All artistic tone is the result of certain conditions, conditions demanded by Nature and not man’s ideas or fancies.  These conditions are dependent upon form and adjustment, or we might better say adjustment and form, as form is the result of adjustment of the parts.  So far all writers on the voice, and all teachers, agree; but here comes the parting of the ways.  One man attempts form and adjustment by locally influencing the parts, – the tongue, the lips, the soft palate, the larynx, etc. This results in muscular singing and artificiality.  We have found that form and adjustment, to be right, must be automatic.  This condition cannot be secured by any system of direct local effort, but must be the result of flexible, vitalized body movements – movements which arouse and develop all the true conditions of tone; movements which allow the voice to sing spontaneously.

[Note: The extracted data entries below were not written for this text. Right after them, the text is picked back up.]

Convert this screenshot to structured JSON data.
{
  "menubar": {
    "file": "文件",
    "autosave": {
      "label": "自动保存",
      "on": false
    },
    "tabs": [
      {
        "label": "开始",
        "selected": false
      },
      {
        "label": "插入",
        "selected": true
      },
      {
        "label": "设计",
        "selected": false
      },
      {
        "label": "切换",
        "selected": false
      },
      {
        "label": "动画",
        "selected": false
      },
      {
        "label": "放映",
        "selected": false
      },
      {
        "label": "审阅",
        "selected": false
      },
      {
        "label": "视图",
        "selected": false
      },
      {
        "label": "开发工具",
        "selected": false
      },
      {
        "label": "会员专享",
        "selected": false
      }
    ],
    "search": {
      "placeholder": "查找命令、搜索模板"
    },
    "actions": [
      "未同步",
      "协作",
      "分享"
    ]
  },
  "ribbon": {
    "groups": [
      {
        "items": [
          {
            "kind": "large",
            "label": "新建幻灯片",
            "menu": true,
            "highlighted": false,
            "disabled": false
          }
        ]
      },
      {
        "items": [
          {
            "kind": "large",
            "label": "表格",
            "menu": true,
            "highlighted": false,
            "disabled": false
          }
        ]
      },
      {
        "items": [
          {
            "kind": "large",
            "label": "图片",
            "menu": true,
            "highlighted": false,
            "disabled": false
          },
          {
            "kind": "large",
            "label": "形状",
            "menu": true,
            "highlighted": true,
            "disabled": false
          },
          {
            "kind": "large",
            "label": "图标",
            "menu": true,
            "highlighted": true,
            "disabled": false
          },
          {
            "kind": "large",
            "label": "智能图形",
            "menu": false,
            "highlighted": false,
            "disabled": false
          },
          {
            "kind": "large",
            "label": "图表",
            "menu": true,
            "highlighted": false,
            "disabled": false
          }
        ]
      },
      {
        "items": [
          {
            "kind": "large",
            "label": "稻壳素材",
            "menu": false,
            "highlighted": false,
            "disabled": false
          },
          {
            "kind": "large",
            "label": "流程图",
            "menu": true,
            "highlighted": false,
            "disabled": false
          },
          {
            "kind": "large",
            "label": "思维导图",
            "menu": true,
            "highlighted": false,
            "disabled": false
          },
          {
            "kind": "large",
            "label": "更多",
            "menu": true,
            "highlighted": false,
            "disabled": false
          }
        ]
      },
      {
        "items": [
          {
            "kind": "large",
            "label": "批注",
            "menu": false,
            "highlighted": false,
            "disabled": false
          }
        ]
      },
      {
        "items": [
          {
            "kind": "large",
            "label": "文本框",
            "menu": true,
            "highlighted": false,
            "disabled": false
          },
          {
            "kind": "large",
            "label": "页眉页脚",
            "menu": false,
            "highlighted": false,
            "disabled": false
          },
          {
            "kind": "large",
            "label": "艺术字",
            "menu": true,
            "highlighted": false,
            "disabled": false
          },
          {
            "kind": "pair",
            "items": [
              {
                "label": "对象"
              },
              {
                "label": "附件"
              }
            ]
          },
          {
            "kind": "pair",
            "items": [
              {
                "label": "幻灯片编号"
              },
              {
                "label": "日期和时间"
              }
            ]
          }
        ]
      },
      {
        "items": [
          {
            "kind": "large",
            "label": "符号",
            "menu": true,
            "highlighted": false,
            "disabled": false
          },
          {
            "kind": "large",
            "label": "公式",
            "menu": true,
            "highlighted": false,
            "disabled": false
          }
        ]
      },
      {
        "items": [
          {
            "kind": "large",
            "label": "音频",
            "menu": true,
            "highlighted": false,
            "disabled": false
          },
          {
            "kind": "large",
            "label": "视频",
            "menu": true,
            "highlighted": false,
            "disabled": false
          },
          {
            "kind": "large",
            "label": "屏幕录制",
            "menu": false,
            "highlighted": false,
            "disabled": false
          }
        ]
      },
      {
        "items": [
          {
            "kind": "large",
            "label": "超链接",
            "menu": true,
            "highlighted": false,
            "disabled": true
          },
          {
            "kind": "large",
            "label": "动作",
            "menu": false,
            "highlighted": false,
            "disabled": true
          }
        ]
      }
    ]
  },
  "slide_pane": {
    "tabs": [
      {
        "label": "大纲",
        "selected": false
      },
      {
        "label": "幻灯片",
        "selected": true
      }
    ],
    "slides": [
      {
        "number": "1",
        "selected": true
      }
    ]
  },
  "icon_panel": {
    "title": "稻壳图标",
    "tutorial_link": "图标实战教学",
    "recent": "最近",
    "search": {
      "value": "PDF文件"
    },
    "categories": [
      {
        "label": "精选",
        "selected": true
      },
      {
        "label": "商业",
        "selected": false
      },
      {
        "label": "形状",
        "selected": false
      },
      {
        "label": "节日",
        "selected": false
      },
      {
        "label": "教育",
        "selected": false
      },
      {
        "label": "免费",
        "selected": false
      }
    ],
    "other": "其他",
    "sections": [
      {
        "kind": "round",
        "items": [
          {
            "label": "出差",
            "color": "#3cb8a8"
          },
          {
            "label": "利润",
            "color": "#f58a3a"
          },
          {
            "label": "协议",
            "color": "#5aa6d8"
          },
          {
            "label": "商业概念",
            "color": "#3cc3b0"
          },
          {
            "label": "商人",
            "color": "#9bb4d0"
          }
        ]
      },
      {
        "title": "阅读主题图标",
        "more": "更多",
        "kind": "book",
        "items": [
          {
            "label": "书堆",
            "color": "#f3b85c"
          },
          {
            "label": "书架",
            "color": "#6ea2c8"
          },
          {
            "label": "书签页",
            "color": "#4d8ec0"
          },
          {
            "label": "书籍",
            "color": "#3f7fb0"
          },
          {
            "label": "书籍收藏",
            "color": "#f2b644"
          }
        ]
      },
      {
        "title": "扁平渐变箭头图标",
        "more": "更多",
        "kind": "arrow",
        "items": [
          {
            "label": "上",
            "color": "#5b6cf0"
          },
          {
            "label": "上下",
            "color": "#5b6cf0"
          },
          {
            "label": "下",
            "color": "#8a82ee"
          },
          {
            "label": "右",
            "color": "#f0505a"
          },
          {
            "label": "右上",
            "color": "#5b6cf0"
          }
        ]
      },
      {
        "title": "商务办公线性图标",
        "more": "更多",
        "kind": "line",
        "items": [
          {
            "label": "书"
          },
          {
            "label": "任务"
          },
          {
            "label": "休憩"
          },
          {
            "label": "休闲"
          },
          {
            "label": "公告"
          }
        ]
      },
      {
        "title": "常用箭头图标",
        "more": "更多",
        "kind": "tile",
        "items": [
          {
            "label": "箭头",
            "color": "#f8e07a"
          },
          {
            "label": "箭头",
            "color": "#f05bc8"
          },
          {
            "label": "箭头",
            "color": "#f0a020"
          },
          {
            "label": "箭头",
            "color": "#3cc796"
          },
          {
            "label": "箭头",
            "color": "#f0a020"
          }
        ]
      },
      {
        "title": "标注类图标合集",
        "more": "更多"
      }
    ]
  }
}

The fundamental conditions of singing demanded by Nature we find are as follows:

  • Natural or automatic adjustment of the organ of sound, and of all the parts.
  • Approximation of the breath bands.
  • Inflation of all the cavities
  • Non-interference above the organ of sound.
  • Automatic breath-control.
  • Freedom of form and action of all the parts above the larynx.
  • High placing and low resonance
  • Automatic articulation
  • Mental and emotional vitality or energy.
  • Free, flexible, vitalized bodily positions and action.

Myer, Edmund John. The renaissance of the vocal art: a practical study of vitality, vitalized energy, of the physical, mental and emotional powers of the singer, through flexible, elastic bodily movements. The Boston music company, 1902.